Dates

3 April 2001Design due
5 April 2001Stubs due
17 April 2001Complete implementation
19 April 2001Integration due (demo)
24 April 2001Modified implementation
26 April 2001Integration due (demo)
3 May 2001Demo as ACE Server

Description

The Quo Vadis (QV) corporation has commissioned you and two of your classmates to construct a Path Server. This server will accept a representation of two locations and return the directions for navigating between them. Examples of this kind of service might include: QV is interested in saving the consumer time. Thus, the path computed will be a shortest path, of the kind you have studied in CS 241. This project will occupy the rest of the semester, and it will consist of four parts:
Design, team formation, and stub construction (1.5 weeks)
  1. You will each arrive at a design in the form of an API, specifing the classes and public methods for this application. Your grade consist in part of how well you conceive this design. Elegance, balance, flexibility, and attention to necessary detail are the criteria by which you will be measured. Your design must decompose this problem into three, roughly equal parts. Let's call those parts A, B, and C.
  2. You will then form yourselves (or be formed by me) into teams of three people. You must stay with this team for the rest of the semester, so try to pick people with whom you feel comfortable collaborating.
  3. You will then each be assigned one part (say, part A) of the problem, based on the design, and you will be responsible for implementing a stub for that part. The stub should take you no longer than a few hours to finish. It looks and smells like it works, but it is a total sham. Enjoy this while you can.
Implementation (2 weeks)
Now you will pick up a different part of the problem (say, part B). You will fully implement part B. You must declare a flight plan for your implementation, so that you can test with your parters along the way. Your implementation grade will be based on elegance of your code, documentation of the relevant choices you make, and evidence of your testing along the way. At the end of this phase, you will fully integrate your team's pieces into a working program.
Variation (1 week)
Ah, this was easy up to now! Your humble instructor and TAs will at this point announce last-minute, world-saving, must-be-done, unanticipated changes to the design for this problem.

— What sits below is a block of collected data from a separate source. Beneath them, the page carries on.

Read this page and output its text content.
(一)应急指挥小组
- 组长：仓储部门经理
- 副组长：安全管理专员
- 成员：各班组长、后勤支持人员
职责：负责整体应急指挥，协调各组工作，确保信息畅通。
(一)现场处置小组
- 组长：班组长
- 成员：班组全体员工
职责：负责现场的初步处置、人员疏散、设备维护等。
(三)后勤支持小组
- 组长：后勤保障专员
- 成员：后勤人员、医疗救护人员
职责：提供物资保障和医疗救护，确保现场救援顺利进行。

You will pick up one of your partners' parts (say, part C), and you must change it to achieve the desired effects of the spec modification. Your grade will be based on your critique of your parner's code (be ruthless---it will help your grade and won't hurt your partner at all) as well the way you manage to adapt the code to the spec change.

Server (1 week)
Lastly, you will make a server out of your path-finding program and write a client to go with it. You will do this using the ACE middleware, which will make your client/server both easier to write as well as portable.
Notes:

Design (due 3 April 2001)

Form your team, and work on a design together. Turn in one design per team, but have each student sign the submitted design. The design should be in the form of well-commented .h files. Your grade will be based on completeness, elegance, and independence of specification for the pieces described in class.

Stubs (due 5 April 2001)

Turn in stubs for your .cc files. Each stub should be very easy to write, and should exhibit minimum functionality for its method. For example, if a method took in a list of numbers and was supposed to sort the list, have the stub for that method return the list (1 2 3 4 5) no mattter what its input was.